Query Pattern Optimization
Eliminate N+1
-- One query instead of N
SELECT u.id, u.name, o.id AS order_id, o.total
FROM users u
LEFT JOIN orders o ON u.id = o.user_id
WHERE u.id IN (1, 2, 3, 4, 5);
Keyset Pagination
SELECT id, name FROM products
WHERE id > :last_id AND category_id = 5
ORDER BY id ASC LIMIT 50;
Batch Operations
INSERT INTO logs (message, level) VALUES
('msg1', 'info'), ('msg2', 'warn'), ('msg3', 'error');
-- One round trip vs three
Table and Schema Optimizations
-- Archive old data
CREATE TABLE orders_2023 LIKE orders;
INSERT INTO orders_2023 SELECT * FROM orders WHERE created_at < '2024-01-01';
DELETE FROM orders WHERE created_at < '2024-01-01' LIMIT 10000;
-- Repeat DELETE in batches
-- Summary tables for dashboards
CREATE TABLE daily_revenue AS
SELECT DATE(created_at) AS day, SUM(total) AS revenue
FROM orders GROUP BY DATE(created_at);
-- Refresh via scheduled event
Read Replicas
Route analytics and reporting to replicas:
App → Primary (writes, critical reads)
App → Replica pool (reports, search indexing, batch jobs)

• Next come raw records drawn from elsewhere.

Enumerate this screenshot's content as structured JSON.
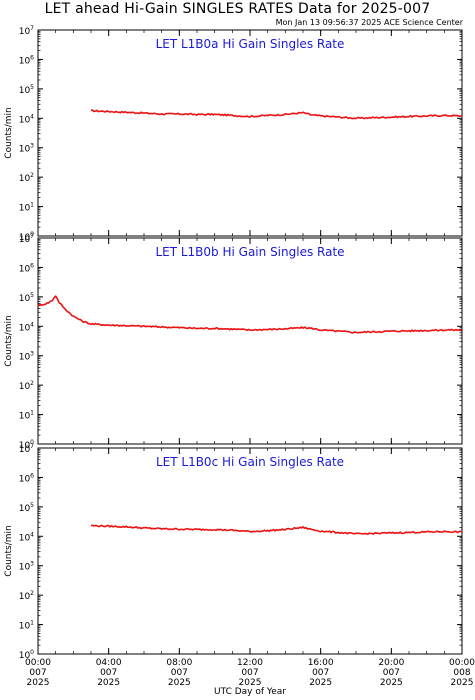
{
  "title": "LET ahead Hi-Gain SINGLES RATES Data for 2025-007",
  "timestamp": "Mon Jan 13 09:56:37 2025 ACE Science Center",
  "chart_data": {
    "type": "line",
    "xlabel": "UTC Day of Year",
    "ylabel": "Counts/min",
    "y_scale": "log",
    "ylim": [
      1,
      10000000
    ],
    "xlim": [
      0,
      24
    ],
    "y_tick_bases": [
      "10",
      "10",
      "10",
      "10",
      "10",
      "10",
      "10",
      "10"
    ],
    "y_tick_exponents": [
      "0",
      "1",
      "2",
      "3",
      "4",
      "5",
      "6",
      "7"
    ],
    "x_ticks": [
      {
        "hour": 0,
        "time": "00:00",
        "doy": "007",
        "year": "2025"
      },
      {
        "hour": 4,
        "time": "04:00",
        "doy": "007",
        "year": "2025"
      },
      {
        "hour": 8,
        "time": "08:00",
        "doy": "007",
        "year": "2025"
      },
      {
        "hour": 12,
        "time": "12:00",
        "doy": "007",
        "year": "2025"
      },
      {
        "hour": 16,
        "time": "16:00",
        "doy": "007",
        "year": "2025"
      },
      {
        "hour": 20,
        "time": "20:00",
        "doy": "007",
        "year": "2025"
      },
      {
        "hour": 24,
        "time": "00:00",
        "doy": "008",
        "year": "2025"
      }
    ],
    "line_color": "#ee1111",
    "panels": [
      {
        "title": "LET L1B0a Hi Gain Singles Rate",
        "x": [
          3.0,
          4.0,
          5.0,
          6.0,
          7.0,
          8.0,
          9.0,
          10.0,
          11.0,
          12.0,
          13.0,
          14.0,
          14.5,
          15.0,
          15.5,
          16.0,
          17.0,
          18.0,
          19.0,
          20.0,
          21.0,
          22.0,
          23.0,
          24.0
        ],
        "y": [
          18000,
          17000,
          16000,
          15000,
          14000,
          14000,
          13500,
          13500,
          12500,
          11500,
          12500,
          13500,
          14500,
          15500,
          13000,
          12000,
          11000,
          10000,
          10500,
          11000,
          11500,
          12000,
          12500,
          12000
        ]
      },
      {
        "title": "LET L1B0b Hi Gain Singles Rate",
        "x": [
          0.0,
          0.5,
          0.8,
          1.0,
          1.2,
          1.5,
          2.0,
          2.5,
          3.0,
          4.0,
          5.0,
          6.0,
          7.0,
          8.0,
          9.0,
          10.0,
          11.0,
          12.0,
          13.0,
          14.0,
          15.0,
          15.5,
          16.0,
          17.0,
          18.0,
          19.0,
          20.0,
          21.0,
          22.0,
          23.0,
          24.0
        ],
        "y": [
          50000,
          60000,
          75000,
          110000,
          65000,
          40000,
          22000,
          15000,
          12000,
          11000,
          10500,
          10000,
          9500,
          9000,
          8500,
          8500,
          8000,
          7500,
          7800,
          8200,
          9000,
          8500,
          7500,
          6800,
          6200,
          6500,
          6800,
          7000,
          7200,
          7500,
          7500
        ]
      },
      {
        "title": "LET L1B0c Hi Gain Singles Rate",
        "x": [
          3.0,
          4.0,
          5.0,
          6.0,
          7.0,
          8.0,
          9.0,
          10.0,
          11.0,
          12.0,
          13.0,
          14.0,
          14.5,
          15.0,
          15.5,
          16.0,
          17.0,
          18.0,
          19.0,
          20.0,
          21.0,
          22.0,
          23.0,
          24.0
        ],
        "y": [
          23000,
          22000,
          21000,
          19000,
          18000,
          17500,
          17000,
          17000,
          16000,
          14500,
          15500,
          17000,
          18500,
          20000,
          17000,
          15000,
          13500,
          12000,
          12500,
          13000,
          13500,
          14000,
          14500,
          14000
        ]
      }
    ]
  }
}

Handle replication lag — do not read-your-writes on replica immediately after write unless using session tracking or semi-sync with lag monitoring.
Caching Layers
| Layer | Tool | TTL |
|---|---|---|
| Application | Redis/Memcached | Seconds to hours |
| Query result | Application cache | Per query |
| MySQL | Buffer pool | Automatic |
| CDN | Static assets | Long |
MySQL 8.0 removed the query cache — do not look for query_cache_type.
Monitoring Key Metrics
SHOW GLOBAL STATUS LIKE 'Threads_running';
SHOW GLOBAL STATUS LIKE 'Created_tmp%';
SHOW GLOBAL STATUS LIKE 'Sort_merge_passes';
SELECT * FROM sys.statements_with_runtimes_in_95th_percentile LIMIT 10;
| Metric | Indicates |
|---|---|
High Created_tmp_disk_tables |
Queries need better indexes or more tmp_table_size |
High Sort_merge_passes |
Sort buffer too small or missing index for ORDER BY |
Sustained high Threads_running |
Query backlog or insufficient CPU |
Best Practices
- Baseline performance before any tuning
- Index based on slow query log evidence
- Right-size hardware — IOPS matter as much as CPU
- Use SSD/NVMe for data directory; separate redo log disk on extreme workloads
- Schedule
ANALYZE TABLEafter large data changes
Common Mistakes
| Mistake | Impact |
|---|---|
Increasing max_connections instead of pooling |
OOM kills |
SELECT * everywhere |
Memory and network waste |
| Tuning without slow query log | Optimizing wrong queries |
| Ignoring replication lag on read scaling | Stale data bugs |
Troubleshooting
Sudden slowdown after upgrade:
SELECT * FROM mysql.sys.version;
-- Check optimizer changes; analyze tables; review release notes
ANALYZE TABLE orders, users, products;
High CPU, low QPS: likely inefficient queries — run pt-query-digest.
Disk I/O saturated: increase buffer pool, add indexes, or upgrade storage.
Production Scenario
An e-commerce platform’s checkout p99 latency spiked during sales. Investigation showed buffer pool hit ratio dropped to 92% after catalog import doubled table size. Increasing innodb_buffer_pool_size from 4G to 8G and adding a covering index on (user_id, status, created_at) restored p99 from 800ms to 45ms.
Performance tuning is iterative — measure continuously, tune deliberately, and validate every change under realistic load.